When analyzing for potential useable aquifers, polluted areas should be avoided due to the possibility of infiltrating toxic substances into the aquifers, making them unusable sources of potable water. Polluted areas are likely to contaminate the water during the testing. Toxic substances are likely to enter the aquifers, making the water unusable. Therefore, water catchments that are polluted should be avoided as well since aquifers fed from such water would not be usable (Williams, 2011).

Flood control dams

Flood control dams have several drawbacks in their effectiveness. In fact, flood dams are not a solution to flooding since it is allowing flooding across a bigger area at tolerable levels. Dams take up extensive tracks of land that could be used for other purposes and feel them with water, which it releases slowly after floods pass (Williams, 2011). Dams do not live forever and some complete their functional time earlier than expected. Additionally, dams prevent water animals such as fish from moving freely, in some cases displacing them from their natural habitats.
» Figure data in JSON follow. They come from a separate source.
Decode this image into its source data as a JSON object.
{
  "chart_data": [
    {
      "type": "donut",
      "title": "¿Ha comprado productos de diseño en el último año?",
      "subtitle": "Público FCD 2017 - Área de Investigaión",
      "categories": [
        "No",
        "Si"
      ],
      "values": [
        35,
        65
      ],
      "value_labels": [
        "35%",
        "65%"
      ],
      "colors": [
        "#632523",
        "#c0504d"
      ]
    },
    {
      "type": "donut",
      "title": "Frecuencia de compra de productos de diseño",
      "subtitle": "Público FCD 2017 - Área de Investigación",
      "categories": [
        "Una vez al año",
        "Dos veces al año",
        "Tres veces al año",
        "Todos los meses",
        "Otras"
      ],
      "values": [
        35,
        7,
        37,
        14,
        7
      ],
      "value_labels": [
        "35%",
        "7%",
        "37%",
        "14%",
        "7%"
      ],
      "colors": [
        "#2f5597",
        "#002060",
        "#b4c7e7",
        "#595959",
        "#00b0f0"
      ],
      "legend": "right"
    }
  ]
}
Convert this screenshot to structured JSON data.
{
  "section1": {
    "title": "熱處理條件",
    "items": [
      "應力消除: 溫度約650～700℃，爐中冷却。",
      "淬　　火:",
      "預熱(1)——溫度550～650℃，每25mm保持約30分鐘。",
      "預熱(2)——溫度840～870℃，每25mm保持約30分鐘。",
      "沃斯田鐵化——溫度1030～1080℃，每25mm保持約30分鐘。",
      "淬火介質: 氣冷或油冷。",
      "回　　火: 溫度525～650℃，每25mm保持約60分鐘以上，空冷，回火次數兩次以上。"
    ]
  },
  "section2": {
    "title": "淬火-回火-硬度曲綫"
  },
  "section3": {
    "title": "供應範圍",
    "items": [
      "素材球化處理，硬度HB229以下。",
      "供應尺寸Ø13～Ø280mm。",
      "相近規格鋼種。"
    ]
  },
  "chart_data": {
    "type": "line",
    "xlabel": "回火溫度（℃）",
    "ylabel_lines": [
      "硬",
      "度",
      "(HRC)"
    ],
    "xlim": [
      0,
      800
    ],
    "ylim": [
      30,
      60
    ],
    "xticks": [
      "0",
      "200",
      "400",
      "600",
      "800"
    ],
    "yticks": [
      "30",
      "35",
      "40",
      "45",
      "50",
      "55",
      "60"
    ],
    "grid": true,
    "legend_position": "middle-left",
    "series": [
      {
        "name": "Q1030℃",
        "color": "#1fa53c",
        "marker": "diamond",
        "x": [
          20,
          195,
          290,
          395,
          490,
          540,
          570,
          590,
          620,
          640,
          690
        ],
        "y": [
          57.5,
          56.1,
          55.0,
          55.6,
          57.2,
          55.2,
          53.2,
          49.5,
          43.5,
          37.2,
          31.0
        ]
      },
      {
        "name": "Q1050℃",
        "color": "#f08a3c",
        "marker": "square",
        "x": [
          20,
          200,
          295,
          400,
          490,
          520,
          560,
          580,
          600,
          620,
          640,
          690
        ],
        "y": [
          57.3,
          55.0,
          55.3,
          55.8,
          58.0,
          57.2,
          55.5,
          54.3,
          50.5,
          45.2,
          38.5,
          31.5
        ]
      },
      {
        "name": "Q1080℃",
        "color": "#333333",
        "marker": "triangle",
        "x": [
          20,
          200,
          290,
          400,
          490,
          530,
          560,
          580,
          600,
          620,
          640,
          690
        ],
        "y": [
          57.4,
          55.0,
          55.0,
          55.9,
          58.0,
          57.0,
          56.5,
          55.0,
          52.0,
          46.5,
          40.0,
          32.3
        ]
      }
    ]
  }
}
Some of the species may be wiped out. Additionally, due to the slow flow of the water that is almost stagnant makes diseases such as malaria within the tropical areas increases due to increase in mosquitoes.

Dams can lower their capacity and significantly reduce their effectiveness of controlling floods. As rivers flow naturally at certain speed usually higher than flow in a dam, it carries sediments along. When it gets to a dam, its ability to carry the sediments is reduced significantly since the speed of flow is reduced (Lutgen, & Tarbuck, 2011). At low speed, the sediments gain time to settle at the bottom of the dam through decantation. Thus, the dam starts to fill up with residuals that come along with the water. This way, the capacity of the dam is reduced since the sediments form at the bottom, which are hard to control in a dam.

References

Lutgens, F.L., Tarbuck, E. J. (2011). Foundations of earth science (6th Ed. Upper Saddle River, NJ: Prentice Hall.

Williams, R.H. (2012). Earth Science: New Methods and Studies. Toronto: Apple Academic Press.